Cole and Degen settled on a book format that reflects the collaborative nature and maximalist visual style of Ms. Frizzle’s class. The Friz likes to stuff a lot into her classroom—a lizard in a cage, shell collections, posters, endless plants. Likewise, the stories stuff a lot of plot and information into each page. Reading these books aloud, as I’m doing for our preliterate child, can be a little hard to finesse. There’s the main text, written from the point of view of one of the students; speech bubbles for the characters’ conversations; in-story textual elements conveying scientific information (posters on the wall of the classroom, “reports” by the kids); and an afterword with notes to the reader. This diversity of presentation, it turns out, is why teachers appreciate these books for teaching reading strategies as well as scientific content. I’ve come to like the way you can pick and choose what to read. I stick with the main text if I’m tired, and explore the other parts if we have a few more minutes before bedtime.
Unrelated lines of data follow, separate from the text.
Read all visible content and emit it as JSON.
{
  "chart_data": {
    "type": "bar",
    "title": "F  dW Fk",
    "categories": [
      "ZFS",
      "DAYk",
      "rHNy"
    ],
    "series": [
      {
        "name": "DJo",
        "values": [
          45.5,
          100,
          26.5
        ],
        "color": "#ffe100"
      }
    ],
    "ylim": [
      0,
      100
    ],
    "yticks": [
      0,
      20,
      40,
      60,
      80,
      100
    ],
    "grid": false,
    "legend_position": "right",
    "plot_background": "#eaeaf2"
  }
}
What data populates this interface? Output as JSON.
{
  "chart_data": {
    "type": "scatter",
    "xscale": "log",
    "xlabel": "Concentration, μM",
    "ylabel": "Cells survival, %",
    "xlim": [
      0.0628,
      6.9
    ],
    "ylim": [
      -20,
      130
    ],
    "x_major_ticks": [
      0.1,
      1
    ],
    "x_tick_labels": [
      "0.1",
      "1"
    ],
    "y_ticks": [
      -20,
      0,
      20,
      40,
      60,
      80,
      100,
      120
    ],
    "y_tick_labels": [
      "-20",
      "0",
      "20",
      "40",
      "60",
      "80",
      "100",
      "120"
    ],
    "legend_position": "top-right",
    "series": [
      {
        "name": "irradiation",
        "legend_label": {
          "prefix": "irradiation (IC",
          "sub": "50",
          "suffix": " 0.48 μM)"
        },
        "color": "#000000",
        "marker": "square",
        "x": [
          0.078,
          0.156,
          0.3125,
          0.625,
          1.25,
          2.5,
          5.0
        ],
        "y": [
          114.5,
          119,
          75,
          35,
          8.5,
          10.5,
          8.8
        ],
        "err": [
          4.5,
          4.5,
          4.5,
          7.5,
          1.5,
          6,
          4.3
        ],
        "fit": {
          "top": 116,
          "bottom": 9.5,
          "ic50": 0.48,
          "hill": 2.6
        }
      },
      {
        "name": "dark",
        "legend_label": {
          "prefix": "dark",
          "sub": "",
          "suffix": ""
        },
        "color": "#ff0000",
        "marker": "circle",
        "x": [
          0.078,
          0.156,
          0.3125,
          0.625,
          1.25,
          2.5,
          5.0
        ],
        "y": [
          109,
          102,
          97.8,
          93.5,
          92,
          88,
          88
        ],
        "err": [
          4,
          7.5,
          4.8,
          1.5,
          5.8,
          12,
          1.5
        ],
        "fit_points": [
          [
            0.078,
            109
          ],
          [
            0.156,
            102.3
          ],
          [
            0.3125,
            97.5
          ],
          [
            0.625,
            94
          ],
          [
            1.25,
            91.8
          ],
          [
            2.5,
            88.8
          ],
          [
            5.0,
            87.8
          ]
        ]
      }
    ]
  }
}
But there are some asides I’m never allowed to skip—usually, when two students are talking to one another. There’s a page in The Magic School Bus: In the Time of the Dinosaurs where the time-traveling students encounter an Apatosaurus. One kid points to the dinosaur’s legs, saying, “Here are some interesting tree trunks!” Another one, with a better view that includes the animal’s long neck and tooth-filled face, says “Um … I don’t think so!” One day my child made me do that exchange 10 times in a row.

Reading these books during a pandemic, with no idea when my child will have the chance to be one of a group of kids again, has me feeling a surge of nostalgia for the whole collective experience of school: the boring parts, the annoying parts, the funny parts, those rare and magical afternoons when, all of a sudden, your whole class suddenly gets it. All hail the Friz, and the other “weird” teachers who make that possible.